Abstract Pluripotent stem cells have remarkable self-renewal capacity: the ability to proliferate indefinitely while maintaining the pluripotent identity essential for their ability to differentiate into almost any cell type in the body. To investigate the interplay between these two aspects of self-renewal, we perform four parallel genome-scale CRISPR-Cas9 loss-of-function screens interrogating stem cell fitness in hPSCs and the dissolution of primed pluripotent identity during early differentiation.

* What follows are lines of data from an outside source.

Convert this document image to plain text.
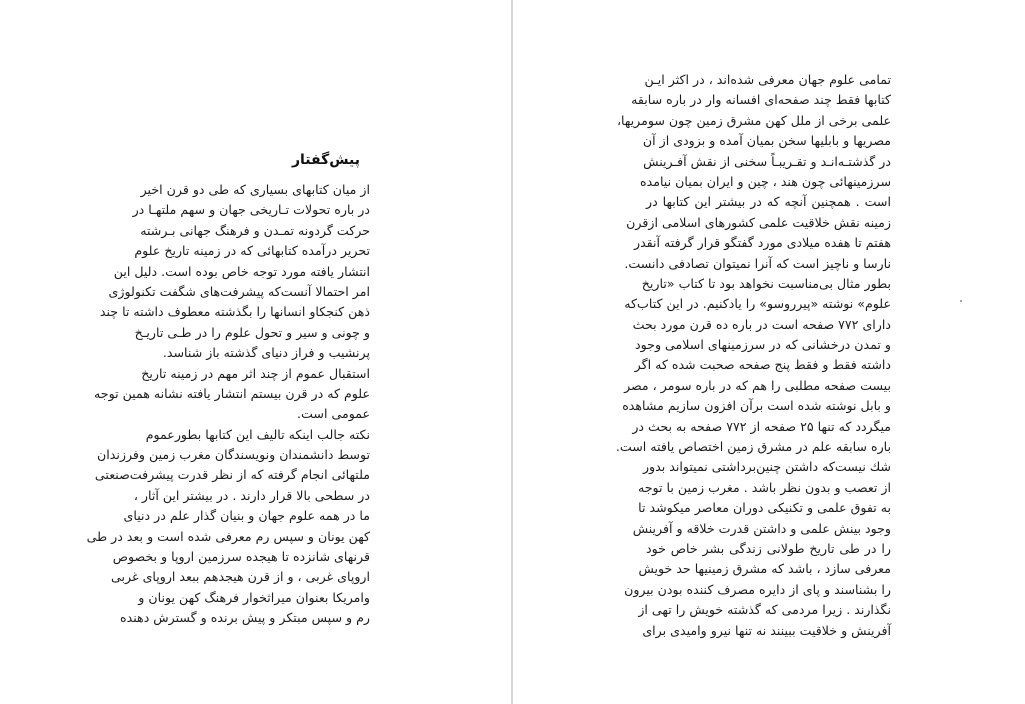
پیش‌گفتار
از میان کتابهای بسیاری که طی دو قرن اخیر
در باره تحولات تـاریخی جهان و سهم ملتهـا در
حرکت گردونه تمـدن و فرهنگ جهانی بـرشته
تحریر درآمده کتابهائی که در زمینه تاریخ علوم
انتشار یافته مورد توجه خاص بوده است. دلیل این
امر احتمالا آنست‌که پیشرفت‌های شگفت تکنولوژی
ذهن کنجکاو انسانها را بگذشته معطوف داشته تا چند
و چونی و سیر و تحول علوم را در طـی تاریـخ
پرنشیب و فراز دنیای گذشته باز شناسد.
استقبال عموم از چند اثر مهم در زمینه تاریخ
علوم که در قرن بیستم انتشار یافته نشانه همین توجه
عمومی است.
نکته جالب اینکه تالیف این کتابها بطورعموم
توسط دانشمندان ونویسندگان مغرب زمین وفرزندان
ملتهائی انجام گرفته که از نظر قدرت پیشرفت‌صنعتی
در سطحی بالا قرار دارند . در بیشتر این آثار ،
ما در همه علوم جهان و بنیان گذار علم در دنیای
کهن یونان و سپس رم معرفی شده است و بعد در طی
قرنهای شانزده تا هیجده سرزمین اروپا و بخصوص
اروپای غربی ، و از قرن هیجدهم ببعد اروپای غربی
وامریکا بعنوان میراثخوار فرهنگ کهن یونان و
رم و سپس مبتکر و پیش برنده و گسترش دهنده
تمامی علوم جهان معرفی شده‌اند ، در اکثر ایـن
کتابها فقط چند صفحه‌ای افسانه وار در باره سابقه
علمی برخی از ملل کهن مشرق زمین چون سومریها،
مصریها و بابلیها سخن بمیان آمده و بزودی از آن
در گذشتـه‌انـد و تقـریبـاً سخنی از نقش آفـرینش
سرزمینهائی چون هند ، چین و ایران بمیان نیامده
است . همچنین آنچه که در بیشتر این کتابها در
زمینه نقش خلاقیت علمی کشورهای اسلامی ازقرن
هفتم تا هفده میلادی مورد گفتگو قرار گرفته آنقدر
نارسا و ناچیز است که آنرا نمیتوان تصادفی دانست.
بطور مثال بی‌مناسبت نخواهد بود تا کتاب «تاریخ
علوم» نوشته «پیرروسو» را یادکنیم. در این کتاب‌که
دارای ۷۷۲ صفحه است در باره ده قرن مورد بحث
و تمدن درخشانی که در سرزمینهای اسلامی وجود
داشته فقط و فقط پنج صفحه صحبت شده که اگر
بیست صفحه مطلبی را هم که در باره سومر ، مصر
و بابل نوشته شده است برآن افزون سازیم مشاهده
میگردد که تنها ۲۵ صفحه از ۷۷۲ صفحه به بحث در
باره سابقه علم در مشرق زمین اختصاص یافته است.
شك نیست‌که داشتن چنین‌برداشتی نمیتواند بدور
از تعصب و بدون نظر باشد . مغرب زمین با توجه
به تفوق علمی و تکنیکی دوران معاصر میکوشد تا
وجود بینش علمی و داشتن قدرت خلاقه و آفرینش
را در طی تاریخ طولانی زندگی بشر خاص خود
معرفی سازد ، باشد که مشرق زمینیها حد خویش
را بشناسند و پای از دایره مصرف کننده بودن بیرون
نگذارند . زیرا مردمی که گذشته خویش را تهی از
آفرینش و خلاقیت ببینند نه تنها نیرو وامیدی برای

These screens distinguish genes with distinct roles in pluripotency regulation, including mitochondrial and metabolism regulators crucial for stem cell fitness, and chromatin regulators that control pluripotent identity during early differentiation. We further identify a core set of genes controlling both stem cell fitness and pluripotent identity, including a network of chromatin factors. Here, unbiased screening and comparative analyses disentangle two interconnected aspects of pluripotency, provide a valuable resource for exploring pluripotent stem cell identity versus cell fitness, and offer a framework for categorizing gene function.